Man hatte zwar die Vorgaben des DRL buchstabengetreu umgesetzt, jedoch auf jener Versammlung im Juli 1933 noch keine Satzungsänderung beschlossen – der neue Vorstand um Wildberger war also streng genommen satzungswidrig im Amt. Dieser musste nachträglich bestätigt werden und deshalb gab es im Februar 1934 eine weitere außerordentliche Hauptversammlung. Zunächst wurde die Satzung an die Vorgaben des neuen Reichssportministers Hans von Tschammer und Osten angepasst: § 3 beinhaltete den sogenannten "Arierparagraphen", der keine als jüdisch definierten Neumitglieder mehr zuließ. Des weiteren wurde das "Führerprinzip" in der Satzung verankert. Und schließlich wählte man auf dieser Hauptversammlung einen neuen Führer: Dr. Rudolf Seng, langjähriges und aktives Mitglied der Sektion, der sie durch die gesamte NS-Zeit hindurch führen sollte. Wildberger war nicht mehr zur Wahl angetreten. Die Gründe dafür sind unklar. Vielleicht war, wie Martin Frey in der Sektionschronik schreibt, die "Machtübernahme" des noch jungen Wildbergers, der sich davor kaum in der Sektion engagiert hatte, nicht gerne gesehen worden. Immerhin war Max Moritz Wirth, ein deutlich erfahreneres Mitglied, der eigentliche Wahlsieger gewesen. Eventuell hatte sich auch der Fokus Wildbergers verschoben: In einer kleinen Rubrik des Nachrichten-Blatts vom Januar 1934 wird den Mitgliedern mitgeteilt, dass er zum Gauführer der Gaue XII und XIII (Oberhessen und Südwest) ernannt worden war. Diese Gaue beinhalteten nahezu alle Sektionen Südwestdeutschlands.
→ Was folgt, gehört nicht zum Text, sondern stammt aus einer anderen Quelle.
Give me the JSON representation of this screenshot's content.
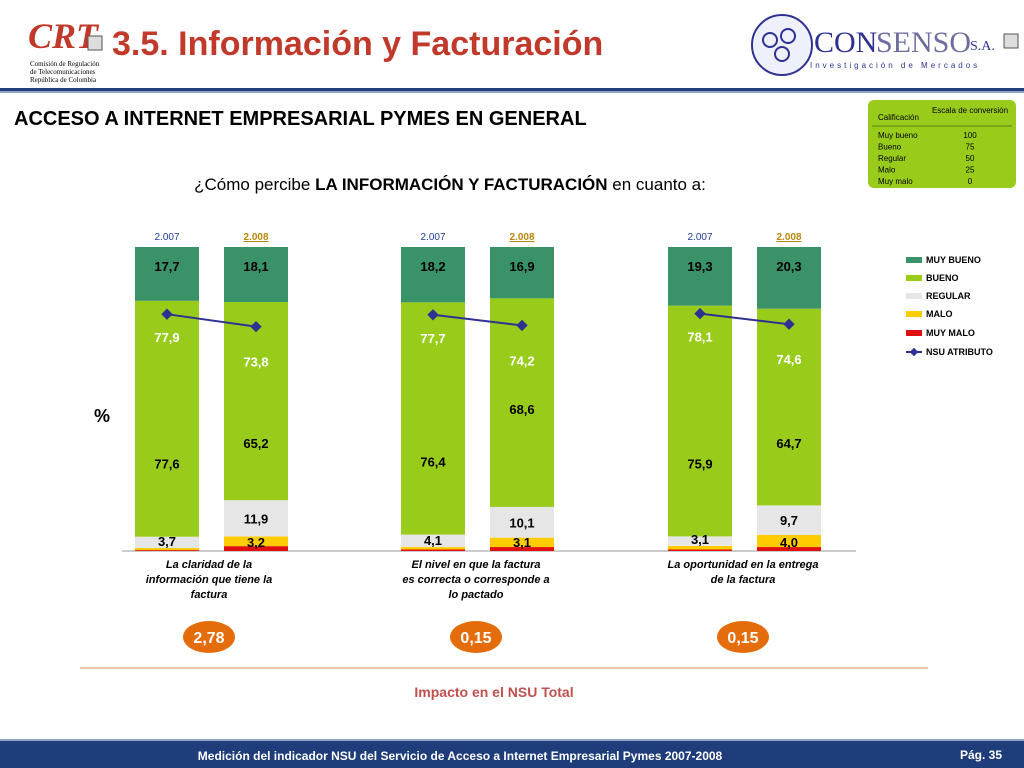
{
  "header": {
    "logo_text": "CRT",
    "logo_lines": [
      "Comisión de Regulación",
      "de Telecomunicaciones",
      "República de Colombia"
    ],
    "title": "3.5. Información y Facturación",
    "brand_name_a": "CON",
    "brand_name_b": "SENSO",
    "brand_suffix": "S.A.",
    "brand_tagline": "Investigación de Mercados"
  },
  "section_title": "ACCESO A INTERNET EMPRESARIAL PYMES EN GENERAL",
  "question": {
    "prefix": "¿Cómo percibe",
    "emphasis": "LA INFORMACIÓN Y FACTURACIÓN",
    "suffix": "en cuanto a:"
  },
  "scale_table": {
    "header_col1": "Calificación",
    "header_col2": "Escala de conversión",
    "rows": [
      {
        "label": "Muy bueno",
        "value": "100"
      },
      {
        "label": "Bueno",
        "value": "75"
      },
      {
        "label": "Regular",
        "value": "50"
      },
      {
        "label": "Malo",
        "value": "25"
      },
      {
        "label": "Muy malo",
        "value": "0"
      }
    ]
  },
  "colors": {
    "muy_bueno": "#3a9268",
    "bueno": "#99cc1a",
    "regular": "#e6e6e6",
    "malo": "#ffcc00",
    "muy_malo": "#e01010",
    "nsu": "#2e3192",
    "year_label": "#1f3d99",
    "impact_circle": "#e46c0a",
    "impact_label": "#c0504d",
    "footer_bg": "#1f3d7a"
  },
  "chart_data": {
    "type": "stacked-bar",
    "y_unit_label": "%",
    "segments_bottom_to_top": [
      "MUY MALO",
      "MALO",
      "REGULAR",
      "BUENO",
      "MUY BUENO"
    ],
    "legend": [
      "MUY BUENO",
      "BUENO",
      "REGULAR",
      "MALO",
      "MUY MALO",
      "NSU ATRIBUTO"
    ],
    "groups": [
      {
        "caption": "La claridad de la información que tiene la factura",
        "impact": "2,78",
        "bars": [
          {
            "year": "2.007",
            "muy_malo": 0.3,
            "malo": 0.7,
            "regular": 3.7,
            "bueno": 77.6,
            "muy_bueno": 17.7,
            "nsu": 77.9,
            "labels": {
              "muy_bueno": "17,7",
              "bueno": "77,6",
              "regular": "3,7",
              "nsu": "77,9"
            }
          },
          {
            "year": "2.008",
            "muy_malo": 1.6,
            "malo": 3.2,
            "regular": 11.9,
            "bueno": 65.2,
            "muy_bueno": 18.1,
            "nsu": 73.8,
            "labels": {
              "muy_bueno": "18,1",
              "bueno": "65,2",
              "regular": "11,9",
              "malo": "3,2",
              "nsu": "73,8"
            }
          }
        ]
      },
      {
        "caption": "El nivel en que la factura es correcta o corresponde a lo pactado",
        "impact": "0,15",
        "bars": [
          {
            "year": "2.007",
            "muy_malo": 0.5,
            "malo": 0.8,
            "regular": 4.1,
            "bueno": 76.4,
            "muy_bueno": 18.2,
            "nsu": 77.7,
            "labels": {
              "muy_bueno": "18,2",
              "bueno": "76,4",
              "regular": "4,1",
              "nsu": "77,7"
            }
          },
          {
            "year": "2.008",
            "muy_malo": 1.3,
            "malo": 3.1,
            "regular": 10.1,
            "bueno": 68.6,
            "muy_bueno": 16.9,
            "nsu": 74.2,
            "labels": {
              "muy_bueno": "16,9",
              "bueno": "68,6",
              "regular": "10,1",
              "malo": "3,1",
              "nsu": "74,2"
            }
          }
        ]
      },
      {
        "caption": "La oportunidad en la entrega de la factura",
        "impact": "0,15",
        "bars": [
          {
            "year": "2.007",
            "muy_malo": 0.5,
            "malo": 1.2,
            "regular": 3.1,
            "bueno": 75.9,
            "muy_bueno": 19.3,
            "nsu": 78.1,
            "labels": {
              "muy_bueno": "19,3",
              "bueno": "75,9",
              "regular": "3,1",
              "nsu": "78,1"
            }
          },
          {
            "year": "2.008",
            "muy_malo": 1.3,
            "malo": 4.0,
            "regular": 9.7,
            "bueno": 64.7,
            "muy_bueno": 20.3,
            "nsu": 74.6,
            "labels": {
              "muy_bueno": "20,3",
              "bueno": "64,7",
              "regular": "9,7",
              "malo": "4,0",
              "nsu": "74,6"
            }
          }
        ]
      }
    ]
  },
  "impact_title": "Impacto en el NSU Total",
  "footer": {
    "text": "Medición del  indicador NSU del Servicio de Acceso a Internet Empresarial Pymes 2007-2008",
    "page": "Pág. 35"
  }
}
Daher war er den einzelnen Führern der Sektionen übergeordnet. Diese Ernennung hatte Ernst Wildberger schon länger verfolgt und vielleicht auch dank seiner Kontakte zu Paul Bauer, dem Leiter des Fachamtes für Bergsteigen und Wandern im Deutschen Reichsbund für Leibesübungen (DRL) schließlich durchgesetzt. Und zwar gegen Max Moritz Wirth, der von den anderen Sektionen als Wunschkandidat gehandelt worden war. Als neuer Gaufachamtsleiter benötigte Wildberger neues Personal und rekrutierte dies auch aus Frankfurt: Max Tasche fungierte ab 1935 auch als Pressesprecher. Wildberger verblieb im Übrigen im Beirat der Frankfurter Sektion: Der neue "Führer" Rudolf Seng teilte ihm das Sachgebiet "Vorträge" und die juristischen Angelegenheiten zu. Das Vortragswesen ging 1935 an Dr. Kurt Blaum und 1937 auch die juristischen Angelegenheiten. Wohl 1936 übernahm Seng schließlich die Leitung der Gaue von Wildberger.
Quellen und Literatur
Archiv der Sektion Frankfurt am Main
Nachrichten-Blatt der Sektion Frankfurt am Main des Deutschen und Österreichischen Alpenvereins
Martin Frey, Chronik der Sektion Frankfurt am Main, erscheint voraussichtlich 2024.
Helmuth Zebhauser, Alpinismus im Hitlerstaat: Gedanken, Erinnerungen, Dokumente. Bergverlag Rother, Oberhaching 1998.